1. To make the overnight sponge, stir down your refrigerated starter, and remove 1 cup. In a large mixing bowl, stir together the 1 cup starter, flour, honey, and buttermilk. Cover and let rest at room temperature overnight.

2. The next morning, finish the bater. In a small bowl or mixing cup, beat together the eggs, and oil or butter. Add to the overnight sponge. Add the salt and baking soda, stirring to combine. The batter will bubble.

3. Pour batter onto your preheated, greased waffle iron, and bake according to the manufacturer's instructions.

Serving suggestion: a dollop of plain yogurt, a drizzle of stewed rhubarb, fresh strawberries, and maple syrup.

Sunday, April 13, 2014

Bread Starter


Teaching is the best way to learn, and this term I have the great pleasure of teaching a class on the science of bread, which I hope will make me more knowledgeable not only about the theory but also the practice of bread making. This breakfast spread of fresh breads at a recent conference in Germany offered further inspiration for bread baking.


And so, along with my students, I have been tackling the challenge of cultivating and nurturing a bread starter, following the detailed instructions from Chad Robertson’s new book on whole grain baking, Tartine Book 3.


The process involves a certain degree of precision (flour and water doled out in grams) and a great deal of chance, as one hopes for wild yeast and lactic acid bacteria to alight in one’s bowl and set up shop fermenting the complex polysaccharides of the grains. 




Magically my flour paste started to produce bubbles after a day (can one fault the proponents of spontaneous generation?)



Rather than leave it all to chance, I took my starter out for a bit of wild yeast hunting at Noisette Pastry KitchenI can't be sure whether this inoculation helped along the starter, but over a matter of days, I had an actively bubbling culture with a somewhat pleasant yogurt smell. 

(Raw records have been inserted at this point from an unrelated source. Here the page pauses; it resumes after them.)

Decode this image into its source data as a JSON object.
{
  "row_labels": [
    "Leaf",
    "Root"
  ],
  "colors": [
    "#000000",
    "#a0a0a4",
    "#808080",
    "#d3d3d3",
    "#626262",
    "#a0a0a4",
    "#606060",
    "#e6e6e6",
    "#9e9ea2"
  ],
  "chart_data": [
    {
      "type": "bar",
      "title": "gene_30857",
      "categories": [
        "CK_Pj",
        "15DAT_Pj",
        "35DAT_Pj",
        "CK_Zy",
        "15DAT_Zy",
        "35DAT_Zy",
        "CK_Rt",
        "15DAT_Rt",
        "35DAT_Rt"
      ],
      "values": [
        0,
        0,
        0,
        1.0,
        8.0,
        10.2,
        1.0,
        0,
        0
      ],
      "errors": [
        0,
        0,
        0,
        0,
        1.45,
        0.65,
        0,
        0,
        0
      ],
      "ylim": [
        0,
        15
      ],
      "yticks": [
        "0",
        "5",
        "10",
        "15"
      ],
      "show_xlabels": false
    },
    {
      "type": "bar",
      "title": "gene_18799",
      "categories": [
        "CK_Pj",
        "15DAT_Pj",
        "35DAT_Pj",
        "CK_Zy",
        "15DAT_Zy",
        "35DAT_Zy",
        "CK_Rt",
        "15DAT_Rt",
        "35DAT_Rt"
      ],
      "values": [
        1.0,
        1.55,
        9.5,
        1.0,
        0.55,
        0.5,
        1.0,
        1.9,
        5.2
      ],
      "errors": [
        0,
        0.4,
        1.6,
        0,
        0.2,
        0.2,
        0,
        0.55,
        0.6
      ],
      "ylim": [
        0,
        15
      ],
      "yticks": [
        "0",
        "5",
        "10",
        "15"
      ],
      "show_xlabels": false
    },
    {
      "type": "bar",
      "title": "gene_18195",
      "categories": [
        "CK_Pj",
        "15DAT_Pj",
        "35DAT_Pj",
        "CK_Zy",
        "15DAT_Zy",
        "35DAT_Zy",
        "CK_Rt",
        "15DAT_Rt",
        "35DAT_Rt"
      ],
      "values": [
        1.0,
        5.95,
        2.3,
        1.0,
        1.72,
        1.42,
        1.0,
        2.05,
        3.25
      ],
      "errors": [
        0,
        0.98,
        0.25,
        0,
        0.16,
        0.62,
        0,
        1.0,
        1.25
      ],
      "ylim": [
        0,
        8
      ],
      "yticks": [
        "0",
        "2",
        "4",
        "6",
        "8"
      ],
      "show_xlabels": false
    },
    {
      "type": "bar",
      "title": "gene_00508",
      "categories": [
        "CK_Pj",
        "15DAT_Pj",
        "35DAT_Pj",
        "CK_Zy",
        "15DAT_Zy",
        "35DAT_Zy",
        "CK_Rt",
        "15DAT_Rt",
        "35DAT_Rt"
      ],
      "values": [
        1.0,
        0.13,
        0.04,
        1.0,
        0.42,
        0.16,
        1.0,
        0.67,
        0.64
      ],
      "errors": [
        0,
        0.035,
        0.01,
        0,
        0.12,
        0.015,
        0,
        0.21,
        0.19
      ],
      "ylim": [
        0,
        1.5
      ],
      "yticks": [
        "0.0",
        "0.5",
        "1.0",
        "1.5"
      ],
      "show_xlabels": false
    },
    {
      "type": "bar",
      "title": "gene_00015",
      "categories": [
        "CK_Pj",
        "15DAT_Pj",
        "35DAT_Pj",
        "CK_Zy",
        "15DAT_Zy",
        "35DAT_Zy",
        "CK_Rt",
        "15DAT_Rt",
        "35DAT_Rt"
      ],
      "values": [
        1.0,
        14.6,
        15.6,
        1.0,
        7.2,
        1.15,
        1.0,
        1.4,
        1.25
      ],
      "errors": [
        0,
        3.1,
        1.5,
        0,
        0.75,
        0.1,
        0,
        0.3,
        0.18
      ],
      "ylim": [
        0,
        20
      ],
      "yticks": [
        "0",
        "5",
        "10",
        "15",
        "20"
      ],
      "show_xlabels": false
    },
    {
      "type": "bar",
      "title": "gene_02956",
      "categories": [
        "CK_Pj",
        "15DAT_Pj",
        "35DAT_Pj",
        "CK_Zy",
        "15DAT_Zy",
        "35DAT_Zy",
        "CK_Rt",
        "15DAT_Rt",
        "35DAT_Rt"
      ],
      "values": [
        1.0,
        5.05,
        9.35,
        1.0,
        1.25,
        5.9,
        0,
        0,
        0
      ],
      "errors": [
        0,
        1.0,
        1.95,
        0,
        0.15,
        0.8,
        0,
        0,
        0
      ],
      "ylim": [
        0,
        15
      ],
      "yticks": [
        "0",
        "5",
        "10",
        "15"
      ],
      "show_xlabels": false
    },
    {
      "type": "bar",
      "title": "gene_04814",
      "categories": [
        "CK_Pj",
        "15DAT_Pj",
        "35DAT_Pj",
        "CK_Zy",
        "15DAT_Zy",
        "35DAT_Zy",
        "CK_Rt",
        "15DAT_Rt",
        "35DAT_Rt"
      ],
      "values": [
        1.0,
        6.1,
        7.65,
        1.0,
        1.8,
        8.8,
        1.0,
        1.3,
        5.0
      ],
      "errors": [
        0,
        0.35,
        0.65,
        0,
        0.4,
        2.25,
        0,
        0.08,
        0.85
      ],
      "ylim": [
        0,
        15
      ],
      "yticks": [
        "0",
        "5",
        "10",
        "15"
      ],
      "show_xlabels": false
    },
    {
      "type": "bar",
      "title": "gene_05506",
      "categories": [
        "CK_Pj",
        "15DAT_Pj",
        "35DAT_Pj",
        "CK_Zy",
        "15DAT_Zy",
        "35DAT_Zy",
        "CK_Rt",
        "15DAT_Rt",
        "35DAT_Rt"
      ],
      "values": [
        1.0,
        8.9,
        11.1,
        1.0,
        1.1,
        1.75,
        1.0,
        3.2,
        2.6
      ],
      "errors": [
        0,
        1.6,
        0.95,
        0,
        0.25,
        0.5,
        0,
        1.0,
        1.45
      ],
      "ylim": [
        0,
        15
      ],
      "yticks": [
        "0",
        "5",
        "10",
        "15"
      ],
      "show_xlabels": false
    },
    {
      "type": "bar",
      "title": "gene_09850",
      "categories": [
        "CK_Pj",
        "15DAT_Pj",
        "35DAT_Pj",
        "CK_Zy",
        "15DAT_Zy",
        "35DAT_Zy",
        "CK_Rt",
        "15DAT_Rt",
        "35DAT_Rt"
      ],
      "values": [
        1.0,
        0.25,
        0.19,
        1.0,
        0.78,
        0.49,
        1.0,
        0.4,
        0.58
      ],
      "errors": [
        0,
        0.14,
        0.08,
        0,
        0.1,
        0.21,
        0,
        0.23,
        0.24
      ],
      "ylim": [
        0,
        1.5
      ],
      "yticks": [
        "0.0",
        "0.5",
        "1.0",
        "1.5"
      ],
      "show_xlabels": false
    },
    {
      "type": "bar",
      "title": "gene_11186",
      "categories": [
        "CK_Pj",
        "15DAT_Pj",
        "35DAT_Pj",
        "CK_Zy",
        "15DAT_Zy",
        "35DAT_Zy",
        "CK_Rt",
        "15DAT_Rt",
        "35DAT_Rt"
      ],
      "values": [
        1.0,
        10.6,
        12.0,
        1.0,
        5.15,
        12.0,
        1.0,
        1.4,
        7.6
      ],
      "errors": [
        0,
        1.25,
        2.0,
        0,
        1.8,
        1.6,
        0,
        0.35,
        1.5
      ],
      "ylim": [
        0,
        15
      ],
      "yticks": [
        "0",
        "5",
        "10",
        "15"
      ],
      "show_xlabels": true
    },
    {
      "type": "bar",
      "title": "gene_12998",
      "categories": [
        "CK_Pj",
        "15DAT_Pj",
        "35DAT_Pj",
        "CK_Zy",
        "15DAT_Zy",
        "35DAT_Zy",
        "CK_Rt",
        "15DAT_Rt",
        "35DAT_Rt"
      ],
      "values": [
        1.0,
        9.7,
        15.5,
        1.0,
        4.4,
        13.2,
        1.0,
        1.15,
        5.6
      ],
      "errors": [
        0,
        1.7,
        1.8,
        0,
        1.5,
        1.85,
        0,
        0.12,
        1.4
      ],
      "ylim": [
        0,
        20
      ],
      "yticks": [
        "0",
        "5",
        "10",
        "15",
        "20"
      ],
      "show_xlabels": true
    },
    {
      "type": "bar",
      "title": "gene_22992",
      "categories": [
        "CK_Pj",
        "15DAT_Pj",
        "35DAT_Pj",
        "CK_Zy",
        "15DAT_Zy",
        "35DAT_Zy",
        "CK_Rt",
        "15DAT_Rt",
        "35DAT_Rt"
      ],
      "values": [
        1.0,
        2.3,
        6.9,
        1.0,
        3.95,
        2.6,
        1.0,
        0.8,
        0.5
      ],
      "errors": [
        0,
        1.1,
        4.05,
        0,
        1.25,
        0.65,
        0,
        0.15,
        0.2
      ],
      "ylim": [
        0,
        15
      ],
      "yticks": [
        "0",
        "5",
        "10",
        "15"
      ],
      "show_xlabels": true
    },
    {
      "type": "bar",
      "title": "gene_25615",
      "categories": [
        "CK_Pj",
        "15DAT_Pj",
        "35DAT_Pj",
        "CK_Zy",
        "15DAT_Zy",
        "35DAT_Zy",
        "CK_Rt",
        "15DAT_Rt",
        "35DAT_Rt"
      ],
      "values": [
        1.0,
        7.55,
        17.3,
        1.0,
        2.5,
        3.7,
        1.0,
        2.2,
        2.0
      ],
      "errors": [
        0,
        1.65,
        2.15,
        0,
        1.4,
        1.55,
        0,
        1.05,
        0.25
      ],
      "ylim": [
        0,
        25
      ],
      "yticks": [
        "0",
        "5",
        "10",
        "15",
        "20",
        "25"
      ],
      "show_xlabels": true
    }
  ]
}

How is it it that time and again, when people offer up a flour paste to the air, they are able to produce a leavening for bread? What we consider as the generous efforts of yeast and lactic acid bacteria to aerate our bread and fill it with delicious flavors, is, from a microbial perspective, quite antisocial behavior. The yeast strains that humans have selected over our history for their utility in bread, wine, and beer making, are unusual among microbes in their metabolic choices. When confronted with an abundance of simple sugars and plenty of oxygen with which to burn this fuel through aerobic respiration, Saccharomyces cerevisiae instead chooses to gobble these up in the sloppy and wasteful process of fermentation. Their voracious devouring of resources, spewing fermentation products in the process, inhibits the growth of other microbes who are outcompeted and repulsed by the yeasts' greedy and sloppy eating habits. Only the like-minded lactic acid producing bacteria will set up shop with the yeast, using a similar wasteful fermentation strategy once oxygen is depleted from the environment. And thus bread starters, although possessing individual nuanced flavors, are remarkably similar in their composition of microbial boors, who can produce the most refined breads.